We've decided to build our hard limits based on the number of PHP Workers.
- Memory limit: by an increment of 1000 MB/plan
- Virtual CPUs: 1 vCPU = 2 PHP workers
- I0PS: Unlimited
- I0 bandwidth: Unlimited
- Nproc: 20
WordPress is single-threaded. One request equals one PHP worker, which equals one CPU core.
2 PHP workers = 1 vCPUs
1 PHP Worker = 128 MB RAM
If you want the 4 PHP workers to have the ability to max out a CPU core at the same time, then you would need 4 vCPUs assigned.
However, this is unlikely to happen unless the site is extremely busy, so 2 might be more appropriate.
I would allow for 1 PHP process to be approximately 75MB, so for 4 concurrent, you would need 300MB plus some headroom for SSH/cron/etc. Maybe 512MB is a good starting point. If a website runs out of RAM, it will fail quite ungracefully as its PHP workers are killed.

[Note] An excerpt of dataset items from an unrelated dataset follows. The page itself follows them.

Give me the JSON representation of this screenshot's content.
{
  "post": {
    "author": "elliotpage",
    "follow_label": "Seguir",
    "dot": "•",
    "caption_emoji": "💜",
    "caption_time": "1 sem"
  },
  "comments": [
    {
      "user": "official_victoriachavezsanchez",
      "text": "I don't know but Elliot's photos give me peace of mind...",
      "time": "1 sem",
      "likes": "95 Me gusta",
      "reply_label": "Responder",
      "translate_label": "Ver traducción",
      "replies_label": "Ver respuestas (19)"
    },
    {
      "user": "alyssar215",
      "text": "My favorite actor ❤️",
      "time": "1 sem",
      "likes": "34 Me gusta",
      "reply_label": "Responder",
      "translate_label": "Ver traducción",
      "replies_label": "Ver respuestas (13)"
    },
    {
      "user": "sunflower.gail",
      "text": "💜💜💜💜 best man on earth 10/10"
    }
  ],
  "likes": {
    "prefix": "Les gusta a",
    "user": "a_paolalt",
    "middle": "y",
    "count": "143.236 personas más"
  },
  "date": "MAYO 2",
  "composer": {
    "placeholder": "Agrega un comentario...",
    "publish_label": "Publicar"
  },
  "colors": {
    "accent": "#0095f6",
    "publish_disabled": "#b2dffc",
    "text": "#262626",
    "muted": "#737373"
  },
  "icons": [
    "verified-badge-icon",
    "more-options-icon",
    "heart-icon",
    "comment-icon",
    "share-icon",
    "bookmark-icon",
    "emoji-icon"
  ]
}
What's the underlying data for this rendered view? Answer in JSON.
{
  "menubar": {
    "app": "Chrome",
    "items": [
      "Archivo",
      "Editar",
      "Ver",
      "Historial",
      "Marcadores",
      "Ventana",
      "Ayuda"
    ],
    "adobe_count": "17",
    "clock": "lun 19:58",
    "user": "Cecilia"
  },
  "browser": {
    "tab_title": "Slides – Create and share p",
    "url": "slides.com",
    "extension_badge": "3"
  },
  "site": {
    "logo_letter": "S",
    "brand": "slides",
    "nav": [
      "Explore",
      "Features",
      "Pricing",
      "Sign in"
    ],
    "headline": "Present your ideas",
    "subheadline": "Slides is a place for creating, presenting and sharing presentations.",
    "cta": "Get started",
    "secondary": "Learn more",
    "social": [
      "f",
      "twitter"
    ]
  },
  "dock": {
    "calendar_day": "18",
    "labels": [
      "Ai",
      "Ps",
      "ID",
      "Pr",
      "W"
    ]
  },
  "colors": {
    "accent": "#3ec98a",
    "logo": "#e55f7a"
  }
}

However, it looks from your pricing page like these are pretty high-end plans; therefore, you could probably be a lot more generous with the limits. They primarily exist to prevent shared servers from overload. It's unlikely that more than one site at a time would suffer from high traffic or malware. Therefore, you could allow 1GB on your smallest plan, 2GB on the following plan, and so on.
Max vCPU for no contention = 16 CPUs and not 32 threads based on our BM server.
CPU threads are a little tricky. The kernel sees them as CPUs, so 1 vCPU would be 100% of a CPU thread rather than a core. If you want to guarantee no contention, you shouldn't assign more than 16 vCPUs (on your BM 16c/32t).
However, in practice, it's very unlikely that more than one site will max out its CPU simultaneously, so it is possible to oversell the available resources by quite a lot.
2 vCPUs would enable 4 PHP workers to consume 50% of one core each. However, again, this is unlikely, especially with full-page caching.
I would set Nproc limit to protect your system. 20 should be sufficient for most usage cases.
I0SP & I0 bandwidth
Unless your disk performance is constrained, I would leave IOPS and IO Bandwidth unrestricted.
Setting up I0PS at 2000 is a good starting point.